Korg Monotron hacking
IT SOUNDS GREAT.
Sorry for shouting, but it’s really good fun. Like every other synth freak out there I got bought one of these for Christmas. I’ve had it next to my MS20, and the filter sounds really similar to the low-pass in the older synth.
Here’s a picture round the back of the Monotron, see how the patch points have been clearly annotated by Korg.
Lots of people have already tried to mod their Monotrons…
Dinsync has written up lots of notes on hacking in cv and gate inputs.
Korg have released the schematics for the Monotron.
Rude66 is offering to build the Dinsync mods into your Monotron over at www.monotronmods.com.
Beatnic has gone all out on the Monotron++, adding a square wave and control of the pulse width to the oscillator, a switch for converting the LFO into a single shot EG, and MIDI and cv/gate inputs.
There’s another suggested MIDI interface over at fengland.org, which includes an arpeggiator, which is always good.
I think it’s masa921 that put together this impressive 8-step sequencer for the Monotron, sadly the site with the schematic has gone, though I’m guessing it’s something similar to the Baby 10 sequencer. denha also demonstrates a two octave mod and the Beatnic LFO as EG mod – although I can’t find the details for that one – now found this, which uses an LED to clip the LFO at houshu.at.webry.info, and Scott Willingham pointed out the Beatnic/masa921 version of the mod on the original Monotron+ page.
Some people over at Muffwiggler are looking at making the Monotron into a Eurorack module.
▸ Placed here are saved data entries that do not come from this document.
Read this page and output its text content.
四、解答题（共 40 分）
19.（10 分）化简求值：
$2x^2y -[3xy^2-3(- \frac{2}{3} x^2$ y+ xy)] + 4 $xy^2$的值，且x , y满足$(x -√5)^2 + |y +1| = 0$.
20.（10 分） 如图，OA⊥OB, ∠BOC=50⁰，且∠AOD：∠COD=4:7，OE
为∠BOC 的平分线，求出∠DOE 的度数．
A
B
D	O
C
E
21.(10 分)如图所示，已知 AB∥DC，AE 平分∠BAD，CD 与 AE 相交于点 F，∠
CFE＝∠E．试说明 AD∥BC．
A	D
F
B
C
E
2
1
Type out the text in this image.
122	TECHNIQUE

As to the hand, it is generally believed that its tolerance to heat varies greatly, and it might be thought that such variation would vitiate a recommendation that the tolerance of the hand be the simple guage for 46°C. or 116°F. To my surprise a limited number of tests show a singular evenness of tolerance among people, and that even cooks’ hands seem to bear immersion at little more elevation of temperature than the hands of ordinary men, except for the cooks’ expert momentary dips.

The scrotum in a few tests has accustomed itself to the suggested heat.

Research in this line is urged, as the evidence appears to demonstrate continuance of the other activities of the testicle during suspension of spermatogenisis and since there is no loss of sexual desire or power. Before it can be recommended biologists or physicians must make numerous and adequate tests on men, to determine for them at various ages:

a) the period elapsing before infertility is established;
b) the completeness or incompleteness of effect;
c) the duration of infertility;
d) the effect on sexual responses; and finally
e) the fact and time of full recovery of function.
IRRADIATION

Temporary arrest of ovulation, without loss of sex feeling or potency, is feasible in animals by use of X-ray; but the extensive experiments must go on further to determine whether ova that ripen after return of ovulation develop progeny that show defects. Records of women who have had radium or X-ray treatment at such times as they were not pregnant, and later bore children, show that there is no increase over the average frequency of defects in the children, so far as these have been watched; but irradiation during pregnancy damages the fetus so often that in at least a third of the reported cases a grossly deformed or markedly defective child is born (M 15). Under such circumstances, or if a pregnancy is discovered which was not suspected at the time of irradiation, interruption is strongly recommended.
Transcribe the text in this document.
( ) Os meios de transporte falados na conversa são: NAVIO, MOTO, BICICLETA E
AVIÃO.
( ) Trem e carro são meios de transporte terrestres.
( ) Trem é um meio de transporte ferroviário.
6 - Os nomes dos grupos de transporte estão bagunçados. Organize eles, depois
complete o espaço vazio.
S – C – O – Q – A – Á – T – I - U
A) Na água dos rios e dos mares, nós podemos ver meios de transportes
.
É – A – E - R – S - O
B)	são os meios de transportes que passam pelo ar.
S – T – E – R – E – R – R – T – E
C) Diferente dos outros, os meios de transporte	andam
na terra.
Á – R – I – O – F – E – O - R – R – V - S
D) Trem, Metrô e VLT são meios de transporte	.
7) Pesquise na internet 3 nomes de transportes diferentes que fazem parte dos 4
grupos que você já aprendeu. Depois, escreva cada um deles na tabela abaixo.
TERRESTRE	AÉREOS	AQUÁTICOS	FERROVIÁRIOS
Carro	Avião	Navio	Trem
Tim Stinchcombe has heroically put together a handy annotated photo of the circuit board with the component values overlaid.
This whole post is going to look bad if I’ve not had a go, so – here’s my hack so far, built into a small lunchbox:
Going off all the stuff on Din Sync’s blogpost and the Muffwiggler thread, I got something working, which is the thing above. This bit is always quite exciting. People in internet-land say these things are possible, but actually having the thing sequenced by my CSQ-100 and squeaking away in 4 octaves-or-so on my desk was great. This doesn’t terribly well tuned in, but here’s an example:
This is what I’ve done so far – bear in mind I’m reasonably clueless at this electronics stuff:
- drilled a single hole in the base of the Monotron to feed all the wires out into my sandwich box
- wired CV output from sequencer to “pitch” point, with a 33K resistor and 10K multi-turn trimmer in series
- wired gate output from sequencer to “gate” point, with a large-ish resistor and a 100K pot in series – this is (hopefully) to limit the gate voltage going into the Monotron, which could be up to +15v, although I’d probably be better off with a voltage clamp using a pair of diodes
- wired filter CV from external sources to “filter” point, with 200K resistor in series with a 10K pot, which has a resistor across it to make it into more like a 2.5K pot to make the range useful
- removed R11 with a soldering iron and a knife to stop the gate voltage affecting the pitch. This does rather bugger the keyboard ribbon, so attached a switch across the pads of R11 with a 1K resistor in series to replace R11
- added a switch between the gate output pot wiper and the “gate” point. This seems to give a gate-on forever effect, although it also stops retriggering the LFO (could possibly change this for an on-on switch and wire the other point to the LFO reset area, maybe between R24 and R30? – update 10/1/2011: I had a fiddle with this here – LFO reset on Korg Monotron)
Lovely though it is, there’s a couple of problems. Although you can’t really tell from the onboard speaker, it’s quite hissy. This has been covered on the brilliant Muffwiggler thread, with Scott Willingham replacing the filter output op amp (an LM324) with an OP462, which brought the noise down. Because it’s all surface-mounted, I’m not sure if I’d fancy this. There’s a post on the Unofficial Monotron Forum which shows a possible place to take a line out, I’ve not tried this, but there’s some doubts as to whether this will make much of a difference.